I have just a couple of thoughts on the beginning of Joseph’s story.
First, Joseph carried a bad report of his brothers to their father. Was Joseph just being a tattle tale, enjoying his status as favorite, putting the others down, the way kids can? Or was he legitimately reporting something he thought his father should know?
Was he naively just blabbing about his dreams? Or was he rubbing it in the faces of brothers he knew didn’t like him?
When he shared his second dream, even Israel called him down for it, but…kind of just because the guy had some issues with pride himself. Your brothers bowing down before you, meh, maybe. Your mother and father? That’s some presumptive gall. Of course, he was the second son himself, so maybe there was something to it.
Then you have Reuben. He saved Joseph’s life. I always liked him for this. Then again, my Sunday School education always skipped over the whole slept with his father’s concubine, the mother of his brothers, thing. Was he actually worried about Joseph? Or just how much trouble he’d get into if something happened to him? That’s a pretty normal oldest kid concern. “Dad’s gonna blame me for this whether I had anything to do with it or not.”
And Judah. What was his game? Was he just greedy? Did he just want the money they’d get for selling Joseph? Or was he, in his own way and without consulting with Reuben, trying to save Joseph the only way he could come up with? Or…was it just impulse? Did he just see the caravan and think, “Yeah, that’s better than killing him?”
These were people. These were real people with complex lives the same as us. They had fears, insecurities, weaknesses. They had a messed up family full of drama. They had parental favoritism and sibling jealousy. They had feelings. And they acted on their feelings. And I think it’s easy to forget how complex their lives were, how nuanced their experiences were, when all we have is what amounts to a barely embellished outline of a narrative.
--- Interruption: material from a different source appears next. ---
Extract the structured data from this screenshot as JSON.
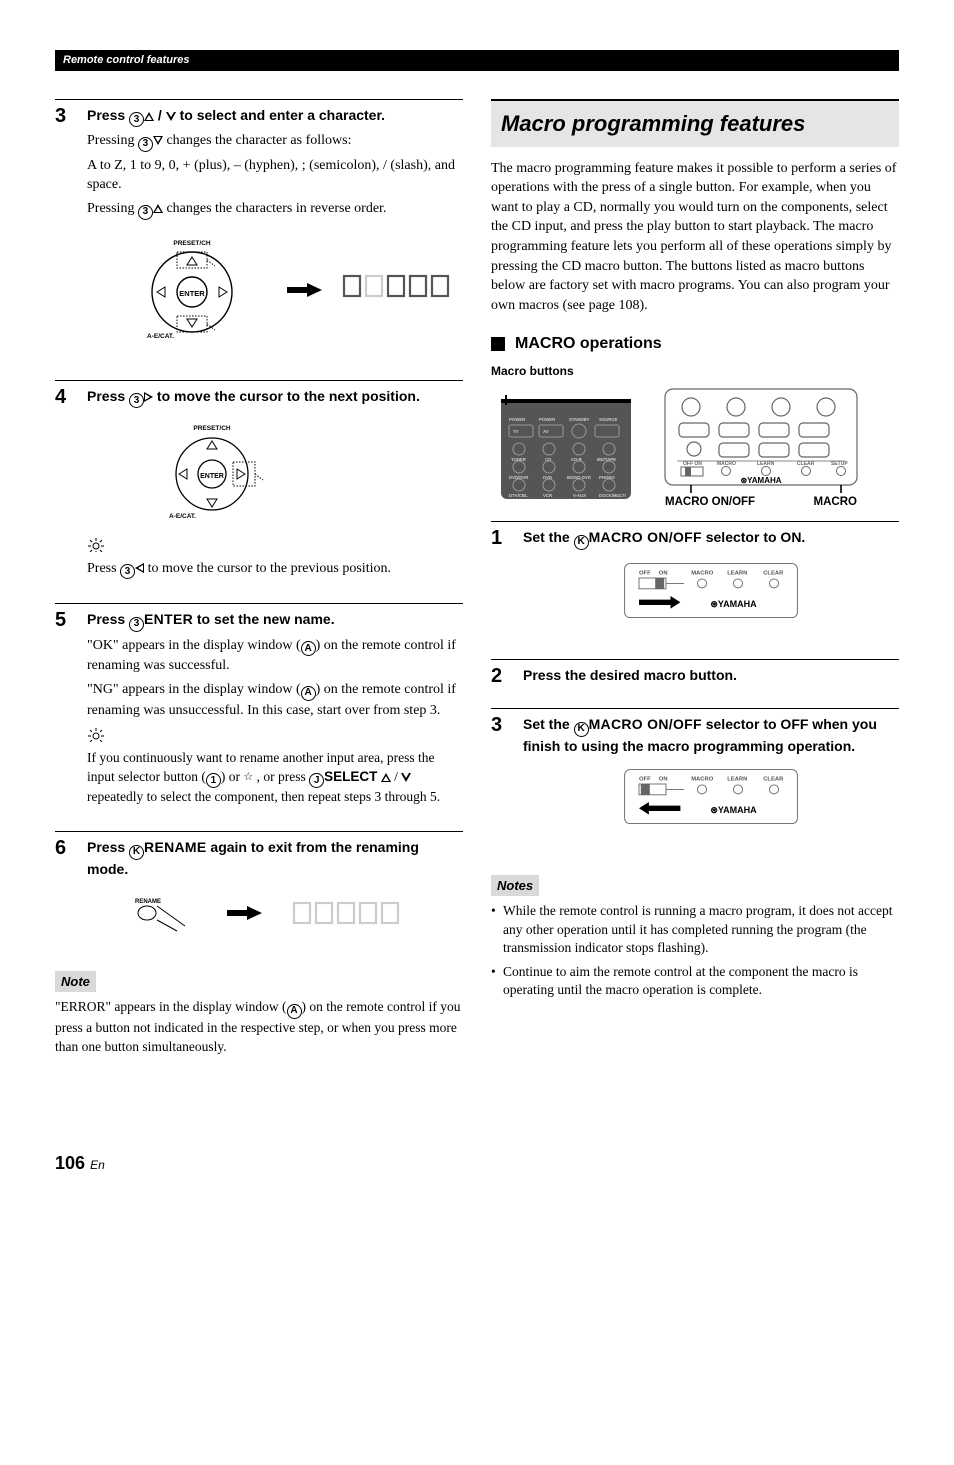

We get a bit more detail for some of the big stories, but even then, it’s not ‘walk in this man’s head’ clear.
It’s easy to just decide that Jacob was a terrible person. I mean, I kind of think he was, but then I stop and look at it and realize that we only have a few moments of a very long life. The moments with the greatest impact on his children and their future. The worst moments. He’s celebrated as a hero of the faith. He’s Israel.
It’s easy to just decide that his kids were seriously messed up. And they were. But they were more than that. Just like we’re more than our worst days and deepest scars, our trauma and trauma responses.
It’s easy to look at Joseph and accept him as a hero, and oh man was he. But I guarantee he also had his bad days. And it sounds like he was a bit of a spoiled brat. Spoiled, yes, but still a brat.
We have to be careful to avoid reading these stories so quickly that that’s all they are, stories. Shallow, epic, dramatic stories. These were lives. These were people.